The novel was second on the list of reasons to be in Hawai‘i. For more than a year, he had struggled with the MS Word document that sat in the My books folder on his laptop. He struggled with neither writer’s block nor plot nor character nor action, but with the diversions that dogged his wake wherever Ferrity sailed. As soon as Ferrity’s anchor touched bottom, someone or something would demand his time. OK, sometimes it was a party or a dinghy dangle or a woman.
Most people didn’t need reasons to be in Hawai‘i. Hawai‘i, a tropical paradise with sandy beaches, clear waters, waving palm trees, surfer babes – and for those so-inclined, surfer dudes – beckoned everyone with a ticket or a credit card. But, paradise wasn’t the third reason for Gybe’s trip to Hawai‘i. At least not that he would admit to anyone to whom he reported. Come to think of it, he didn’t report to anyone.
The third reason for the trip was to meet with Andrea aboard her Lagoonabago. When he wasn’t writing or pursuing life as a single, heterosexually active sailor, Gybe maintained the business management software and Web site for Andrea’s business. Between the software and an occasional freelance article, Gybe eked by without contributing to society in the indentured, structured, mortgaged manner encouraged by presidents, preachers, and parents.
“Ahoy Ferrity,” blared the coarse god above, drowning out the background whine of the turbine powered whirlybird.
Gybe, who had been sitting under the dodger that shaded the main hatch, slid below and returned the ship’s log to the navigation station.
A quick glance around the cabin reassured him that he was prepared. He stepped into the cockpit and waved to the helicopter that had dropped lower to hover off his starboard side. The voice from above told him they were dropping men into the water. Would he take them aboard?
To an eighth grade student diagramming sentences, it was a request. Projected through the loudspeaker, it was an order. Gybe hoisted a thumbs up, moved to the stern, and lowered the swim ladder.

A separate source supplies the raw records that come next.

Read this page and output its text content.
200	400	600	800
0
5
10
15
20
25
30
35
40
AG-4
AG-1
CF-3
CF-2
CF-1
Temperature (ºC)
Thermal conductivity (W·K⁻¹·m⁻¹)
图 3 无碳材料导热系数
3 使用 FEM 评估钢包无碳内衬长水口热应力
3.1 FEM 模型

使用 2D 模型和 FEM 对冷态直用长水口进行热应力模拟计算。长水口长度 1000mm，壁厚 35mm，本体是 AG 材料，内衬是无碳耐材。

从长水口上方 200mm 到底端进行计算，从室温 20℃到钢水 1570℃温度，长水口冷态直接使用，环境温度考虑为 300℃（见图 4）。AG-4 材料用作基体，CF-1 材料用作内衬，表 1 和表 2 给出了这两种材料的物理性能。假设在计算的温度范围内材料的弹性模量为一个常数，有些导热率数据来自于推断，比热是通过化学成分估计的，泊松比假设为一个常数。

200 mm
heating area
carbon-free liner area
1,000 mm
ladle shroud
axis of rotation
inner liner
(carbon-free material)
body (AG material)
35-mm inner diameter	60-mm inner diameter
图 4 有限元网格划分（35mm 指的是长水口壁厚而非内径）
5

Three bodies dropped from the chopper, the first of many to climb aboard Ferrity, enter the harbor, and foul the air, land, and sea of that once beautiful morning.
3
A few minutes after the helicopter, an orange CG RHI arrived. Following the 9/11 attack, Coast Guard RHIs proliferated faster than mosquitoes after a rain. The twenty-some-foot, twin outboard powered boats carried a crew of five with a big-ass machine gun mounted on the bow. Not a very writerly description thought Gybe as he reminded himself that writing was supposed to be his occupation, not a sideline.
Since the establishment of the Department of Homeland Security, it seemed that every soldier, sailor, airman, and Coastie came equipped with guns and bullets. Unlike many, Gybe felt no safer with an armed teenager – a teenager who may have selected the military over another trip to juvie hall.
After leading the Coasties to the bow and showing them his catch, they ordered him to return to the cockpit and wait.
Someone had notified the Maui County Police and a little later, two blue-light adorned SUVs kicked up red dust as they loped down the unmaintained jeep trail from Lono Harbor.
As the sun marched through the sky, Gybe repeated his story to successive waves of officialdom, sometimes changing or omitting minor details for their (OK his) enjoyment. He doubted that in the ensuing turf war and confusion, anyone would compare notes.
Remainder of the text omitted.